In a experimental language I'm writing, I use a concept I call "Context Resolution" to resolve objects to expected kinds of objects. The expected type/kind is determined in the context of how things are used together rather than by how they are defined. (That allows everything to be objects). Keywords, Names, Expressions, and CodeBlocks, etc...

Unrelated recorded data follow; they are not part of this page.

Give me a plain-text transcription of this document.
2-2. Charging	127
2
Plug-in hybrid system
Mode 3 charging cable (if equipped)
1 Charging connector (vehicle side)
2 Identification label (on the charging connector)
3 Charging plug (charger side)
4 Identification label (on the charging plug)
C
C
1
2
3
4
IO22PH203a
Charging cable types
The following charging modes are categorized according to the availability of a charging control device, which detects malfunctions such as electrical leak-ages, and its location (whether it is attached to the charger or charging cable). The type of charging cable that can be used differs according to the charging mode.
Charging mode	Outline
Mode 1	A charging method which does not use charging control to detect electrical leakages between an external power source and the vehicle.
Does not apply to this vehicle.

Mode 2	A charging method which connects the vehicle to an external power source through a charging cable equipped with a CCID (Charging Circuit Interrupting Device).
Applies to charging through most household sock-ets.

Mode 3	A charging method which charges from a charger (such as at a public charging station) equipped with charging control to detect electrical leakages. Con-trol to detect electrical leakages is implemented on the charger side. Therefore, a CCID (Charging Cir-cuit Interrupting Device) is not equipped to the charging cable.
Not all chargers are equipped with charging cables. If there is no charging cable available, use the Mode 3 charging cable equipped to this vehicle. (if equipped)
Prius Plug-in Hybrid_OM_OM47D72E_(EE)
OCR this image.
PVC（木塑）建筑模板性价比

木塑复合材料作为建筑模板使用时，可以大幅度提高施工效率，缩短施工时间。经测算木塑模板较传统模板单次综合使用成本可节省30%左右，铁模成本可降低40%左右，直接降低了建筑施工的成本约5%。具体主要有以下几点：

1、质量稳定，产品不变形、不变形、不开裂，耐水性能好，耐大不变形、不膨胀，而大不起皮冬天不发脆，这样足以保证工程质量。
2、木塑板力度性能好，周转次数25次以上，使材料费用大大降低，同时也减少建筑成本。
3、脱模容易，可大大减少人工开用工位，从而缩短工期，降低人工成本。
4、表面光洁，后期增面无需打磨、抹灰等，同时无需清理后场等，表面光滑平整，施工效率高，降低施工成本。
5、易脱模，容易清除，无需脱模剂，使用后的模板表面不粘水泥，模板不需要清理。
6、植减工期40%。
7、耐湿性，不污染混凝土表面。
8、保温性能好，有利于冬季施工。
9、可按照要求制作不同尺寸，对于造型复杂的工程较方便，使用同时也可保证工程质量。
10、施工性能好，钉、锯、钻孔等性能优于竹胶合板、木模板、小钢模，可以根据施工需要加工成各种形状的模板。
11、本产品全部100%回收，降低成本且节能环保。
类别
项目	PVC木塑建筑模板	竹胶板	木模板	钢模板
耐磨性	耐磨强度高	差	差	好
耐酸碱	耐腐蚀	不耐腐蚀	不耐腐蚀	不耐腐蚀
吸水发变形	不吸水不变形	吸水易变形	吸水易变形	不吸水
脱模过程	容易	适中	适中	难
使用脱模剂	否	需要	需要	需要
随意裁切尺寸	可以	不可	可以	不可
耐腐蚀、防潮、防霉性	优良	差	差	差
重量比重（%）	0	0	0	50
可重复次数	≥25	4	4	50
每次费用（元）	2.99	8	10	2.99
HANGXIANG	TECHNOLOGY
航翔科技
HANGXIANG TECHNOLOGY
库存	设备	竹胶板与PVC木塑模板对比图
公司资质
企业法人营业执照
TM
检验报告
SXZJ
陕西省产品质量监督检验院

In python it would probably depend on AttributeError instead of the type.
If an object doesn't have the needed attribute, then it could try calling a different method, possibly __resolve__. Then retry the attribute lookup again on the result.
If there's no __resolve__ attribute, then the AttributeError would be raised as usual. The chained __resolve__ resolution attempts would also give a useful exception backtrace.